Aku mengunci diriku di kamar, meratapi
semua kisah cintaku dengan mas Rendy. Minggu depan seharusnya adalah saat
terindah bagi kami, saat di mana pada tanggal 17 Desember tahun lalu aku
menerima cintanya.
Hari ini tanggal 10 Desember, setelah
aku pulang dari rumah sakit tempatku bertugas, aku menerima sepucuk undangan
yang di kirim ke alamat kost ku.
Setelah menanggalkan sepatu dan
meletakkan tasku di atas tempat tidur, aku buru-buru membukanya “sebuah
undangan berwarna hijau pupus”. Mataku terbelalak, tanganku bergetar
setelah melihat nama yang tertulis di sana “Rendy Rumah Dona, SE & Rina
Rumah Dona, SH”. Aku mengeja berkali-kali nama yang bertinta emas itu,
bahkan nama orang tua mempelai laki-laki yang tertera di sana pun tidak asing
bagiku.
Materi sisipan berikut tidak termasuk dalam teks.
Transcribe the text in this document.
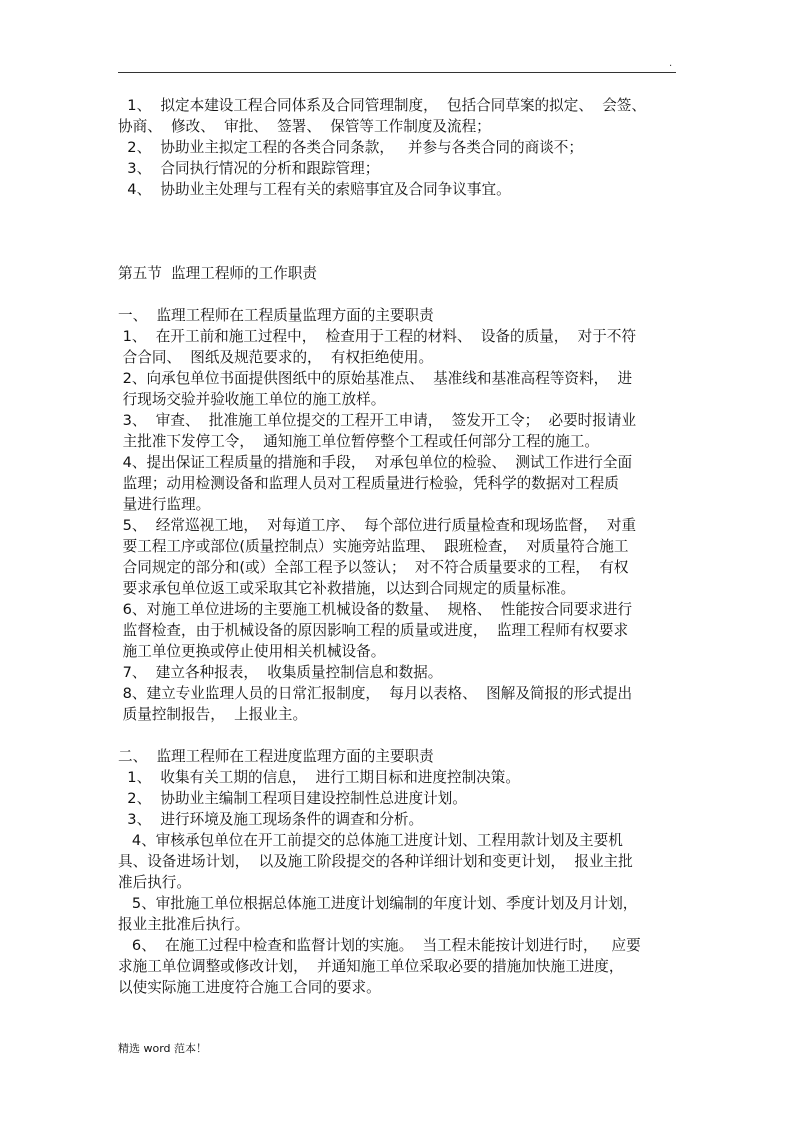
.
1、  拟定本建设工程合同体系及合同管理制度，  包括合同草案的拟定、  会签、
协商、  修改、  审批、  签署、  保管等工作制度及流程；
2、  协助业主拟定工程的各类合同条款，   并参与各类合同的商谈不；
3、  合同执行情况的分析和跟踪管理；
4、  协助业主处理与工程有关的索赔事宜及合同争议事宜。
第五节  监理工程师的工作职责
一、  监理工程师在工程质量监理方面的主要职责
1、  在开工前和施工过程中，  检查用于工程的材料、  设备的质量，  对于不符
合合同、  图纸及规范要求的，  有权拒绝使用。
2、向承包单位书面提供图纸中的原始基准点、  基准线和基准高程等资料，  进
行现场交验并验收施工单位的施工放样。
3、  审查、  批准施工单位提交的工程开工申请，  签发开工令；  必要时报请业
主批准下发停工令，  通知施工单位暂停整个工程或任何部分工程的施工。
4、提出保证工程质量的措施和手段，  对承包单位的检验、  测试工作进行全面
监理；动用检测设备和监理人员对工程质量进行检验，凭科学的数据对工程质
量进行监理。
5、  经常巡视工地，  对每道工序、  每个部位进行质量检查和现场监督，  对重
要工程工序或部位(质量控制点）实施旁站监理、  跟班检查，  对质量符合施工
合同规定的部分和(或）全部工程予以签认；  对不符合质量要求的工程，  有权
要求承包单位返工或采取其它补救措施，以达到合同规定的质量标准。
6、对施工单位进场的主要施工机械设备的数量、  规格、  性能按合同要求进行
监督检查，由于机械设备的原因影响工程的质量或进度，  监理工程师有权要求
施工单位更换或停止使用相关机械设备。
7、  建立各种报表，  收集质量控制信息和数据。
8、建立专业监理人员的日常汇报制度，  每月以表格、  图解及简报的形式提出
质量控制报告，  上报业主。
二、  监理工程师在工程进度监理方面的主要职责
1、  收集有关工期的信息，  进行工期目标和进度控制决策。
2、  协助业主编制工程项目建设控制性总进度计划。
3、  进行环境及施工现场条件的调查和分析。
4、审核承包单位在开工前提交的总体施工进度计划、工程用款计划及主要机
具、设备进场计划，  以及施工阶段提交的各种详细计划和变更计划，  报业主批
准后执行。
5、审批施工单位根据总体施工进度计划编制的年度计划、季度计划及月计划，
报业主批准后执行。
6、  在施工过程中检查和监督计划的实施。  当工程未能按计划进行时，   应要
求施工单位调整或修改计划，  并通知施工单位采取必要的措施加快施工进度，
以使实际施工进度符合施工合同的要求。
精选 word 范本！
Sudah tidak salah lagi, dialah mas Rendy kekasihku yang hampir setahun
ini menjadi tempat cintaku berlabuh.
Hatiku sesak, kepalaku terasa amat
berat, air mataku terus saja mengucur membasahi bantalku, aku tidak
henti-hentinya bertanya “apa salahku, kenapa kamu melakukan ini padaku??”
Pantas saja 2 minggu ini ia tidak
pernah memberi kabar atau menerima telponku ataupun membalas smsku, rupanya
alasan sibuk keluar kota kali ini adalah sibuk menyiapkan pernikahannya.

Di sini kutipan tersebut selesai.